Government and financial bodies throughout the world habitually set targets for their economies to grow. Did you ever wonder how long national economies can go on growing on this one finite planet? If an economy grows at 2% per year, it will double in 35 years. If it grows at 6.5% as China has been targeting (and surpassing) it will double in less than 11 years. Imagine twice as much human economic activity as we now have. Can our planet sustain this? Do we need to do this? Why would we want to? Why are we doing this?
There’s seldom only one answer to why humans do whatever they do, but a basic driver of economic growth is that the structure of our system requires that it has to grow to keep functioning. This results from the way money is created. Most of the money in the U.S. and throughout the world is created by bank lending (see How is Money Created Today?).
Banks create money when they lend it, and when it’s paid back the money disappears. When a loan is made, only the principal amount is created, but the loan has to be paid back with interest. Plus there is non-bank lending and other financial activities that create debt but not money (for more information, see How Bank-Account Money Works). So we always have more debt than money, and debt grows faster than money. The greater the gap between the amount of debt and the money supply, the more difficult it becomes to pay off debt. As of September 2018 the combined government, household, and non-financial business debt in the U.S. was $50.7 trillion.1 The money supply at the same time (M2) was about $14.248 trillion.2
So we have about three and a half times as much debt as money. This creates a continuous pressure. All those borrowers are in a musical-chairs scramble to get their hands on enough money to be able to keep up payment on their debt. There’s never enough money, but since money is created by lending, the only way to get more money into the system is by more borrowing, which makes more debt, which makes a worse scarcity and more pressure.
To feed the expanding debt and the corresponding extraction of value through interest payments, the whole economy has to grow. It has to expand whether we need more goods and services or not. Manufacturing must increase, sales must increase, and consumption must increase. Businesses have to expand to stay afloat and keep up payment of the interest that debt-based money bears. Their marketing departments are furiously dreaming up more and more clever ways to convince more and more people that they need to buy more and more stuff—stuff we use valuable resources to produce and then often send to landfills a few years later. But we have to do this to keep the economy going.

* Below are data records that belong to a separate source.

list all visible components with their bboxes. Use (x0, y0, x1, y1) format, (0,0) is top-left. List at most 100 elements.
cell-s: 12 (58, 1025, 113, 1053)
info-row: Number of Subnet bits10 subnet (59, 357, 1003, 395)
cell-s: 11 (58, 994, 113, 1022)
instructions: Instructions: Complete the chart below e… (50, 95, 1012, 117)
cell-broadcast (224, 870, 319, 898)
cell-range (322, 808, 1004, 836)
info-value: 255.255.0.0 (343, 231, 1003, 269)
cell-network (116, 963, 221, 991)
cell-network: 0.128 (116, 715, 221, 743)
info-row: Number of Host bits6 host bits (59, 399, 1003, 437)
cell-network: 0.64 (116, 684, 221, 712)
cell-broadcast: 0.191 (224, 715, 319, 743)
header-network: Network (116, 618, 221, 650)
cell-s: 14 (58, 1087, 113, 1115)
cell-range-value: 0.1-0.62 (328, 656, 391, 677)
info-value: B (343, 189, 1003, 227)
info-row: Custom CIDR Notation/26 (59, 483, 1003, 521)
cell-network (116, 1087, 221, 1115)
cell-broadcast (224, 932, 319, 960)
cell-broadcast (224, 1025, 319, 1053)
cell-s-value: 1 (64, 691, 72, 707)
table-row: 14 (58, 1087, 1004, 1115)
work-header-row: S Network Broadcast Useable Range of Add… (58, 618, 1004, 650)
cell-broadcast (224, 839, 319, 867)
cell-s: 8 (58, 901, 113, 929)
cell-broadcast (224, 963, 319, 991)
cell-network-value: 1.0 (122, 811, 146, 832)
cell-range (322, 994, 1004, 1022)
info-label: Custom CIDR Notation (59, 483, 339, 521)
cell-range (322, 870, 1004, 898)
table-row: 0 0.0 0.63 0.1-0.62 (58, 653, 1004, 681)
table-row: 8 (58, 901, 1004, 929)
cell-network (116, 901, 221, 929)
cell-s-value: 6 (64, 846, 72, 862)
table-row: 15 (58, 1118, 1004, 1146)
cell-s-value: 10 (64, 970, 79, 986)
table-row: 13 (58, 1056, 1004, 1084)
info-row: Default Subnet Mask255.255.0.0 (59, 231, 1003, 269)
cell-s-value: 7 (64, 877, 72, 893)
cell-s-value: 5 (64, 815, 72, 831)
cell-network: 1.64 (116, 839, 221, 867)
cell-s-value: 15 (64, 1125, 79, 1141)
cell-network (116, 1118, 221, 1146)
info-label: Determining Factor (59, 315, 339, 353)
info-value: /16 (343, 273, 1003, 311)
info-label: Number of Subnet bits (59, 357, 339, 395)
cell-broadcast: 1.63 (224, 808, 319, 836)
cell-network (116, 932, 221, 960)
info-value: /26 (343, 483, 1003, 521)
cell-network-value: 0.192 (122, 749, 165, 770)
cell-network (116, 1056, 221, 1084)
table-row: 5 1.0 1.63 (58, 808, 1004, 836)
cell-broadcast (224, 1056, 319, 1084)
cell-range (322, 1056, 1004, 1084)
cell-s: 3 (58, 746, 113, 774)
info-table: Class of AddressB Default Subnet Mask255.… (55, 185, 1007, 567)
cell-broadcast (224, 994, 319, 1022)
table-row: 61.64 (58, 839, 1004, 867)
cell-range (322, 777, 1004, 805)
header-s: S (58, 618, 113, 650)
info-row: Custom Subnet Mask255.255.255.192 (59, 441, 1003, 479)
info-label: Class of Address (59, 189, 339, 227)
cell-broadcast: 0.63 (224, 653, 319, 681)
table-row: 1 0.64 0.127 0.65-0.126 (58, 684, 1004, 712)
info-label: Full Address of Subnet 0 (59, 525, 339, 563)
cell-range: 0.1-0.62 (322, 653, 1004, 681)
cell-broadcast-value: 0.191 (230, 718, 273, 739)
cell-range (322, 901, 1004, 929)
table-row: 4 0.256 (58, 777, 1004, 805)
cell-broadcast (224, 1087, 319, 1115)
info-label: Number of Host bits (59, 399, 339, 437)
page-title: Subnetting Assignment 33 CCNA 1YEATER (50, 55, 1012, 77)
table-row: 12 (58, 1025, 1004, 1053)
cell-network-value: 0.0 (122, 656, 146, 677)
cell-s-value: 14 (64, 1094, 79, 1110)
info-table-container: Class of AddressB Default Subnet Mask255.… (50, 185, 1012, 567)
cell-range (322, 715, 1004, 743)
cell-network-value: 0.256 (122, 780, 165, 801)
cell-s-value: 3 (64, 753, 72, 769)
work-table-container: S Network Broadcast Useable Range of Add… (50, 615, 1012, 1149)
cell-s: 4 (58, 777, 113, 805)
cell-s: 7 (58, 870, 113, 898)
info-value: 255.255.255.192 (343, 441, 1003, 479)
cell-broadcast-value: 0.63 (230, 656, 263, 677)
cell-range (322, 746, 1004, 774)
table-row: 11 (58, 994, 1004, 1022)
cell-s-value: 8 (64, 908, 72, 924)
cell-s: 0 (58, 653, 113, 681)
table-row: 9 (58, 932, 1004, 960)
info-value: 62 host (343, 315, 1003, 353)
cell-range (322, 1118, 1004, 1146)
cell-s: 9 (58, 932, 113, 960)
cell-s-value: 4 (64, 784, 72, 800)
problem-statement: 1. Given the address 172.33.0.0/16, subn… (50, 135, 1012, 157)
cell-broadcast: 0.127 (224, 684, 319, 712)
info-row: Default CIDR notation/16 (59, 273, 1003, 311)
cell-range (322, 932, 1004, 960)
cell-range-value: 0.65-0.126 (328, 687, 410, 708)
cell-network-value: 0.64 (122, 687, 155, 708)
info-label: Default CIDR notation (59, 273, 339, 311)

Even though a lot of us know that it makes no sense to try to grow endlessly and outstrip the only planet we have, from a money perspective we can’t help it—we live in a grow-or-die system. And under our current system, a great deal of the “growth” consists of over-consumption and waste. Growth is directed and monitored almost entirely based on money itself with little or no regard for real value to the people the economy should be serving. Forced growth is built into the structure of our money system.
However…we don’t have to do it this way. There’s a smarter way to do money. The Alliance For Just Money is working to change the money system so money is created without debt and doesn’t force us to grow and consumer beyond our means. We do have room for growth—growth of community cohesion and commons conservation. We can grow our efforts to educate our children, care for our people, and care for the planet. We can grow into a more just, caring, sustainable society (see The Just Money Solution).